Edgar Rice Burroughs: The Gods of Mars

15. CHAPTER XV : FLIGHT AND PURSUIT (continued)

At our right was the window letting into the room in which I had seen Tan Gama and the other warriors as they started to Tars Tarkas' cell earlier in the evening. His companions had returned here, and we now overheard a portion of their conversation.

"What can be detaining Tan Gama?" asked one.

"He certainly could not be all this time fetching his shortsword from the Thark's cell," spoke another.

"His short-sword?" asked a woman. "What mean you?"

"Tan Gama left his short-sword in the Thark's cell," explained the first speaker, "and left us at the runway, to return and get it."

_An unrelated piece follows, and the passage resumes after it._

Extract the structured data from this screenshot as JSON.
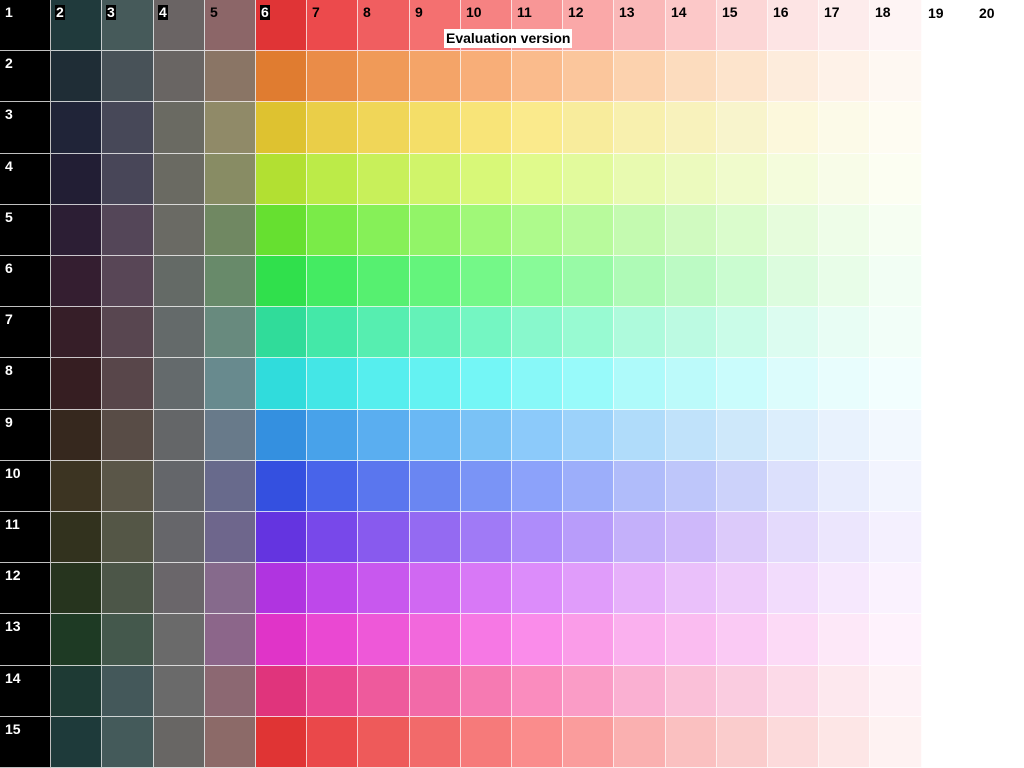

"Tan Gama wore no short-sword this night," said the woman. "It was broken in to-day's battle with the Thark, and Tan Gama gave it to me to repair. See, I have it here," and as she spoke she drew Tan Gama's short-sword from beneath her sleeping silks and furs.

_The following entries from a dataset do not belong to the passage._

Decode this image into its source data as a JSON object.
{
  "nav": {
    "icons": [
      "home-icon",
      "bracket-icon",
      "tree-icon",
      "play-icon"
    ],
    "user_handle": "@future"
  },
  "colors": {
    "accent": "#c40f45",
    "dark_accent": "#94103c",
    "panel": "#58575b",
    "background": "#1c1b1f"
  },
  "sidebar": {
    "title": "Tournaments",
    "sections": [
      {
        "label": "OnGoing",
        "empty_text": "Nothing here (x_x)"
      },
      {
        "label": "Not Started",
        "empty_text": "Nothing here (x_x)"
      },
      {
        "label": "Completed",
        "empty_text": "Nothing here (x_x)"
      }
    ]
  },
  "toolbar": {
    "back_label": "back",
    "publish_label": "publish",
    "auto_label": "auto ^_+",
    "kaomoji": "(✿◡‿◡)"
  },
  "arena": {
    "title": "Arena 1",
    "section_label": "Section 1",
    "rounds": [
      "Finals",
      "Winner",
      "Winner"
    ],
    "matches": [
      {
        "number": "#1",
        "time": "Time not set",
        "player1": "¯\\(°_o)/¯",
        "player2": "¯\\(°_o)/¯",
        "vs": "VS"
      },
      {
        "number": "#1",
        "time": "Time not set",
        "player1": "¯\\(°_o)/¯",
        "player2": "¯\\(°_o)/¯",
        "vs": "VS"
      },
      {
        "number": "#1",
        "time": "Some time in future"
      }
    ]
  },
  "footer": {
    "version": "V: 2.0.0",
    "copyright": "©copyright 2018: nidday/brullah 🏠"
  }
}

The warriors sprang to their feet.

"There is something amiss here," cried one.

"'Tis even what I myself thought when Tan Gama left us at the runway," said another. "Methought then that his voice sounded strangely."

"Come! let us hasten to the pits."

We waited to hear no more. Slinging my harness into a long single strap, I lowered Tars Tarkas to the courtyard beneath, and an instant later dropped to his side.

We had spoken scarcely a dozen words since I had felled Tan Gama at the cell door and seen in the torch's light the expression of utter bewilderment upon the great Thark's face.

"By this time," he had said, "I should have learned to wonder at nothing which John Carter accomplishes." That was all. He did not need to tell me that he appreciated the friendship which had prompted me to risk my life to rescue him, nor did he need to say that he was glad to see me.